Previous methods for audio-image matching generally fall into one of two categories: pipeline models or End-to-End models. Pipeline models first transcribe speech and then encode the resulting text; End-to-End models encode speech directly. Generally, pipeline models outperform end-to-end models, but the intermediate transcription necessarily discards some potentially useful non-textual information. In addition to textual information, speech can convey details such as accent, mood, and and emphasis, which should be effectively captured in the encoded representation. In this paper, we investigate whether non-textual information, which is overlooked by pipeline-based models, can be leveraged to improve speech-image matching performance. We thoroughly analyze and compare End-to-End models, pipeline models, and our proposed dual-channel model for robust audio-image retrieval on a variety of datasets. Our approach achieves a substantial performance gain over the previous state-of-the-art by leveraging strong pretrained models, a prompting mechanism and a bifurcated design.
Paper Structure (18 sections, 9 equations, 9 figures, 5 tables)

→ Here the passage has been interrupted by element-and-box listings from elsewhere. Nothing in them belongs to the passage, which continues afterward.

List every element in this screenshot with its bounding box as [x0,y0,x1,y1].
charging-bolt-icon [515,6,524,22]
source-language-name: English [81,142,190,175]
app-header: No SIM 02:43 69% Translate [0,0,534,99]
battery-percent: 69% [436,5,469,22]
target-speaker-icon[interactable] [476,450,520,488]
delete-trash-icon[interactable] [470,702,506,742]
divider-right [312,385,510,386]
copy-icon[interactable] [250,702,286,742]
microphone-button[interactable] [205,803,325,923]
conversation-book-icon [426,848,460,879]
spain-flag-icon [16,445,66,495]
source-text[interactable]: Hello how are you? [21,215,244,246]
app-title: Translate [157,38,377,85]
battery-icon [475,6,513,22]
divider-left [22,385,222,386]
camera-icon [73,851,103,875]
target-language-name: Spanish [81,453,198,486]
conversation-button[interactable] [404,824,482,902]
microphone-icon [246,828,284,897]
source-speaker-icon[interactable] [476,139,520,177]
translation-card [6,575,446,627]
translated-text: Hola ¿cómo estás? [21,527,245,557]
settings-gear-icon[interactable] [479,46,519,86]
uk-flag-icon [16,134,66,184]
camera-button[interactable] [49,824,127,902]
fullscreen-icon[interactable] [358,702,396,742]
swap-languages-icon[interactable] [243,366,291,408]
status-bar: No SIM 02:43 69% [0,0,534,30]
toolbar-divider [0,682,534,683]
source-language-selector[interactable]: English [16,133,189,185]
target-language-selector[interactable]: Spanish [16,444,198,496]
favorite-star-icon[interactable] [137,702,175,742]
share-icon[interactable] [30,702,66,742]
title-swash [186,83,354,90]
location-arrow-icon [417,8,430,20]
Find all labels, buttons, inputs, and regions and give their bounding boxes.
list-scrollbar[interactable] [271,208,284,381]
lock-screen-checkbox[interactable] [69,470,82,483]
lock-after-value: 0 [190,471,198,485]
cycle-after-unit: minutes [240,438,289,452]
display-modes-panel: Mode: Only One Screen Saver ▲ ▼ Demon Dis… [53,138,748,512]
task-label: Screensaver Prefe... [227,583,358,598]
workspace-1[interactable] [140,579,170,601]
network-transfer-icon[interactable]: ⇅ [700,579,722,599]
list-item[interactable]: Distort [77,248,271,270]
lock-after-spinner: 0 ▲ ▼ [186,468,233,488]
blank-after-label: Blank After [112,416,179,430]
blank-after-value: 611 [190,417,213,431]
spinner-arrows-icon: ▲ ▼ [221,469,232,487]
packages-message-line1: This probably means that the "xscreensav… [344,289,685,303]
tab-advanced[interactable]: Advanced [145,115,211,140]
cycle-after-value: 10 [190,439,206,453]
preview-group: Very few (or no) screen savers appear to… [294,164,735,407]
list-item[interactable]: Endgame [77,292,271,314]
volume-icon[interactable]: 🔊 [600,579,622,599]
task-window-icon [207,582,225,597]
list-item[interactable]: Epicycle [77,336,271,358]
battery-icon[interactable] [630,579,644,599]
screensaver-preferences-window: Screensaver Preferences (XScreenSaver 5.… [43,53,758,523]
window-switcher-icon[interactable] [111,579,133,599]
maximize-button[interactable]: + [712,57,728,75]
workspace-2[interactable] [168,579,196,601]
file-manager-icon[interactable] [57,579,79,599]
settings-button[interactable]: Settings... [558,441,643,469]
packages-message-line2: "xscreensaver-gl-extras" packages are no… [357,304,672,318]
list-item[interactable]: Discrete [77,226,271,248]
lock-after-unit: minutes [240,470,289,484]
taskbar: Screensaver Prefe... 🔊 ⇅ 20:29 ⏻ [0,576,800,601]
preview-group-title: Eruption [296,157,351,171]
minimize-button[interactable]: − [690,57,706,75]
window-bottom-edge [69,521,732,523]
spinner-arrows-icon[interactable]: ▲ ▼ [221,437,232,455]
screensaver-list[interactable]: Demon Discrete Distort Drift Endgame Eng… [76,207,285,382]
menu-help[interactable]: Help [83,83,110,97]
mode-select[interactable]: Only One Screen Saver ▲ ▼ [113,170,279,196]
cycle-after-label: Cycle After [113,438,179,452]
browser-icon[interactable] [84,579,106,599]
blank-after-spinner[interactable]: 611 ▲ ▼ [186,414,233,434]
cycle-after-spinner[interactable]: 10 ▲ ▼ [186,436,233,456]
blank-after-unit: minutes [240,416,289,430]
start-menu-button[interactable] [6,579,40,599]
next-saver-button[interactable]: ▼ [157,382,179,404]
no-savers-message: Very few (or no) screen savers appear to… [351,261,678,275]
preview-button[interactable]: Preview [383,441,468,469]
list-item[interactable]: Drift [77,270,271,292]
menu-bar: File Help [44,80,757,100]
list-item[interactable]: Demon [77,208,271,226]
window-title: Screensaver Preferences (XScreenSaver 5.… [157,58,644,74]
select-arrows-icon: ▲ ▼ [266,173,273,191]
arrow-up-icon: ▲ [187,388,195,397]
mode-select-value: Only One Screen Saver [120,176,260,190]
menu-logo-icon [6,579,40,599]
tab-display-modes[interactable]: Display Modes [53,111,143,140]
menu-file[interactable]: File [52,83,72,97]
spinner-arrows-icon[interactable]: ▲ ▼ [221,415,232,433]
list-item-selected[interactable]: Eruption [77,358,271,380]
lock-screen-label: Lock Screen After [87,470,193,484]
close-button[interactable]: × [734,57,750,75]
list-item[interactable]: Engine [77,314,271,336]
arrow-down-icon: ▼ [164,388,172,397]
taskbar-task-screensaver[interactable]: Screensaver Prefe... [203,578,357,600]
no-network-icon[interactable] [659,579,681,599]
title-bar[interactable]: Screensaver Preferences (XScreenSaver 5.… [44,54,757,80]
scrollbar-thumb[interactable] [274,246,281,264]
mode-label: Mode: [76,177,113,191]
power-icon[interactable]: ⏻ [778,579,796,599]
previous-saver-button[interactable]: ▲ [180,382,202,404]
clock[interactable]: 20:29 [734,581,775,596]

This paper contains 18 sections, 9 equations, 9 figures, 5 tables.

Figures (9)

  • Figure 1: Venn diagram illustrating our dual-channel design. Our text channel primarily focuses on capturing textual information, while audio channel can complements the textual information and facilitates the communication of non-textual information.
  • Figure 2: Detailed diagram of our proposed model. The acoustic channel is shaded in yellow and the transcription based pipeline channel is shaded in red. E2E-only model only contains the Acoustic branch and image branch. PIP-Only model only contains the pipeline branch and image branch. PIP-only(Zero-shot) is a special pipeline-based model which is not finetuned by the prompts. black Sun: frozen, white Sun: updating.
  • Figure 3: Qualitative analysis of sample difference between LN-COCO and SpokenCOCO and their impacts on model performance. Audio descriptions from Flick8K and SpokenCOCO typically consist of concise, pre-planned single sentences. Such scripted descriptions pose for the recall task as they might match with multiple similar images. The LN-COCO samples contains much more detailed information to help the model localize the exact match of the image. In the Audio2Image matching task, Similarity Rank refers the rank of the current image relative to all provided images,determined on Cosine similarity score and the Best-Match Image is the one that has the highest similarity score to the given audio. (More examples in Appendix)
  • Figure 4: Qualitative analysis of different variations of models on audio to image retrieval. The top case shows our full model can attend to non-major content, making optimal use of the rich information in the LN-COCO samples, whereas E2E model and Zero-Shot pipeline model focus solely on the major components. The bottom case shows our full model can still successfully retrieve the correct image, even the transcription has a major mistake, underscoring the necessity of the inclusion of the E2E channel.(More examples in Appendix)
  • Figure 5: Failed case due to the Image Center Crop transform. The original image features a clock, a detail referenced in the spoken expression; however, the clock is cropped in the image.